There is a positive correlation between host plant suitability of the herbivore and its parasitoids. For instance, vigorous herbivores feed more and therefore produce more body mass on which the parasitoids can feed (Karowe & Schoonhoven 1992; Mueller 1983). Body size of the wasp is affected by the plant species on which its host caterpillar feeds (Price 1986; Guillot & Vinson 1973; Zohdy & Zohdy 1976; Beckage & Riddiford 1983; Mackauer 1986; Slansky 1986), where development of the wasps is synchronized with the host. Plant species may also change herbivore suitability and parasitoid development time (Pierce & Holloway 1912).

Changes in the food-plant may change the host's value for parasitoids (Shapiro 1956; Smith 1957; Cheng 1970; Greenblatt & Barbosa 1981; Karowe & Schoonhoven 1992), but few attempts have been made to measure and compare host quality in relation to the plant on which it feeds (Karowe & Schoonhoven 1992). The butterfly, P. brassicae (L.), developed faster and attained greater pupal mass when reared on black mustard, Brassica nigra L. than on Sinapis arvensis. Therefore, differences in host plant quality affect the herbivores and also its parasitoids showing that parasitoid performance is affected by herbivore diet (Gols et al. 2008a, 2008b).
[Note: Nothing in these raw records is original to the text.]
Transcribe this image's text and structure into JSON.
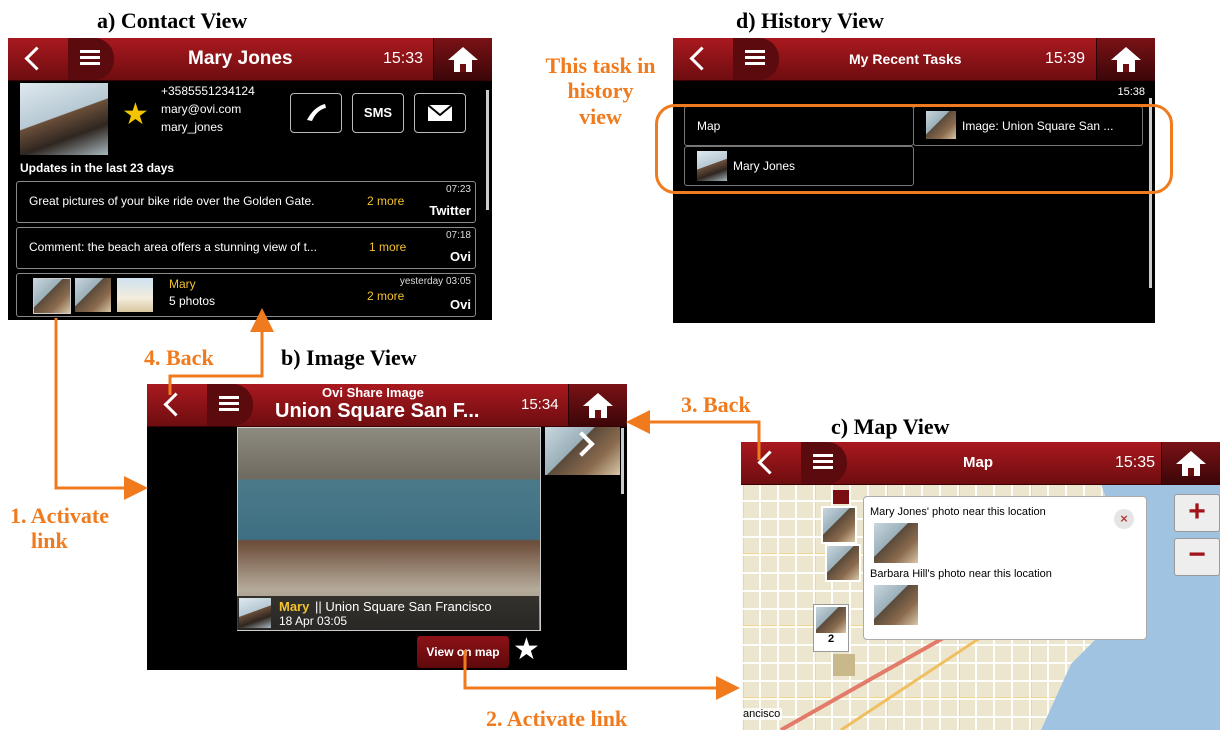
{
  "labels": {
    "contact_view": "a) Contact View",
    "image_view": "b) Image View",
    "map_view": "c) Map View",
    "history_view": "d) History View"
  },
  "annotations": {
    "activate_link_1_a": "1.  Activate",
    "activate_link_1_b": "link",
    "activate_link_2": "2. Activate link",
    "back_3": "3. Back",
    "back_4": "4. Back",
    "history_note_1": "This task in",
    "history_note_2": "history",
    "history_note_3": "view"
  },
  "colors": {
    "accent": "#f07b1e",
    "topbar": "#8c1217",
    "link": "#f2c230"
  },
  "contact": {
    "title": "Mary Jones",
    "time": "15:33",
    "phone": "+3585551234124",
    "email": "mary@ovi.com",
    "username": "mary_jones",
    "sms_label": "SMS",
    "updates_heading": "Updates in the last 23 days",
    "updates": [
      {
        "text": "Great pictures of your bike ride over the Golden Gate.",
        "more": "2 more",
        "time": "07:23",
        "source": "Twitter"
      },
      {
        "text": "Comment: the beach area offers a stunning view of t...",
        "more": "1 more",
        "time": "07:18",
        "source": "Ovi"
      }
    ],
    "photo_update": {
      "name": "Mary",
      "count": "5 photos",
      "more": "2 more",
      "time": "yesterday 03:05",
      "source": "Ovi"
    }
  },
  "history": {
    "title": "My Recent Tasks",
    "time": "15:39",
    "subtime": "15:38",
    "items": [
      "Map",
      "Image: Union Square San ...",
      "Mary Jones"
    ]
  },
  "image": {
    "title_line1": "Ovi Share Image",
    "title_line2": "Union Square San F...",
    "time": "15:34",
    "owner": "Mary",
    "caption": "|| Union Square San Francisco",
    "date": "18 Apr 03:05",
    "view_on_map": "View on map"
  },
  "map": {
    "title": "Map",
    "time": "15:35",
    "popup_1": "Mary Jones' photo near this location",
    "popup_2": "Barbara Hill's photo near this location",
    "cluster_count": "2",
    "place_label": "ancisco",
    "zoom_in": "+",
    "zoom_out": "−"
  }
}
Overall from this study it can be concluded that different host plants have significantly different effects on the ovipositional preference of an herbivore and on the behavior of its parasitoids. The female butterfly discriminates the leaf surface for oviposition/pupation and her preference depends on host plant phenology. Her preference may also express an avoidance of increased risk of predation/parasitism and intra specific competition. Host plants also invite natural enemies to reduce herbivore pressure; consequently natural field parasitism varies per host plant species. In addition, cabbage is found to be the best host plant of P. brassicae for producing excellent quality H. ebeninus parasitoids.